Of the material that was produced, when the partition coefficient (the ratio of whether the Sr is more likely to migrate to the water or the material) was studied for the material made with the highest volume of carbonic acid—an aqueous solution of 20% baking soda—it showed that the material had a performance of around 250 times that of untreated bones, and around 20 times that of clinoptilolite (a natural zeolite), an absorbent for Sr. Furthermore, when the amount of Sr absorbed by one gram of the material was studied, it was found to be 125 milligrams/gram, or a performance of approximately five times that of untreated bones and around five times that of clinoptilolite. The material’s performance was also studied for Cd and lead, which are also known as hazardous metals, and it showed a similarly high absorption performance. For Cd it showed a performance of 23 times that of untreated bones and 370 times that of clinoptilolite, and for lead it showed a performance of 14 times that of untreated bones and 1.5 times that of clinoptilolite.
When the research group studied the electrical charge on the material’s surface in order to study the absorption mechanism, it found that accompanying an increase in the volume of carbonic acid introduced, the negative charge increased, and that the charge became positive following Sr absorption. It is believed that absorption sites for the positive Sr and other metals to bond to are being formed on the negatively-charged surface of the material produced.

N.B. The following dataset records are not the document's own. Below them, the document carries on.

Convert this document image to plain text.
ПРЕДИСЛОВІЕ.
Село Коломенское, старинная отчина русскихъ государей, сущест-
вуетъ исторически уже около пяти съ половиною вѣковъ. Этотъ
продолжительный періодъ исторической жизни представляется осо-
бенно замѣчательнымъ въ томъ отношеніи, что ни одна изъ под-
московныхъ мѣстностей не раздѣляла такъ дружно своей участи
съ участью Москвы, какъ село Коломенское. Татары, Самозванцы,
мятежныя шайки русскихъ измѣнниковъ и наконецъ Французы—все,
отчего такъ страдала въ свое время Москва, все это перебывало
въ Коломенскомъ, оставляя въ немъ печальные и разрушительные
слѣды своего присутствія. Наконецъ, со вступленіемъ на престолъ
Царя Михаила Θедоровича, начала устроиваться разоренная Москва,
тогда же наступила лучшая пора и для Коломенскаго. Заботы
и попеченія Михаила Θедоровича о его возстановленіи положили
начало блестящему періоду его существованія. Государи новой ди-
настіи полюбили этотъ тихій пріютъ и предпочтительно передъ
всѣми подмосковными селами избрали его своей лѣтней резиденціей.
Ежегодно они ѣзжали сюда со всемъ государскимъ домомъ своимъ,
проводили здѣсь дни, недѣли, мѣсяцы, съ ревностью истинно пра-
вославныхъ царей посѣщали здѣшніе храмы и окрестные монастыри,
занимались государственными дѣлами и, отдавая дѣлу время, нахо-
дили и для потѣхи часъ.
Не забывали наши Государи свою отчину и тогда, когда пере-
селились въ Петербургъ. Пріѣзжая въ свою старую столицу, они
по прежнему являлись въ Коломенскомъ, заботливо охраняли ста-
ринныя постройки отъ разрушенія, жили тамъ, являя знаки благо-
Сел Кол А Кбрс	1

The high-performance absorbent for hazardous metals that was developed can be produced in large quantities and at low cost, and there is a possibility it will be able to be broadly utilized as an environmental purification material and for recovering useful metals. The research group reports that trials conducted in seawater and other environments have also yielded favorable results. Going forward the group will verify whether the material can be preserved stably following absorption, for example.
Yurina Sekine said, “We believe that in the future it will be possible to develop this as a low-cost, eco-friendly environmental purifier by combining it with a waste disposal system.”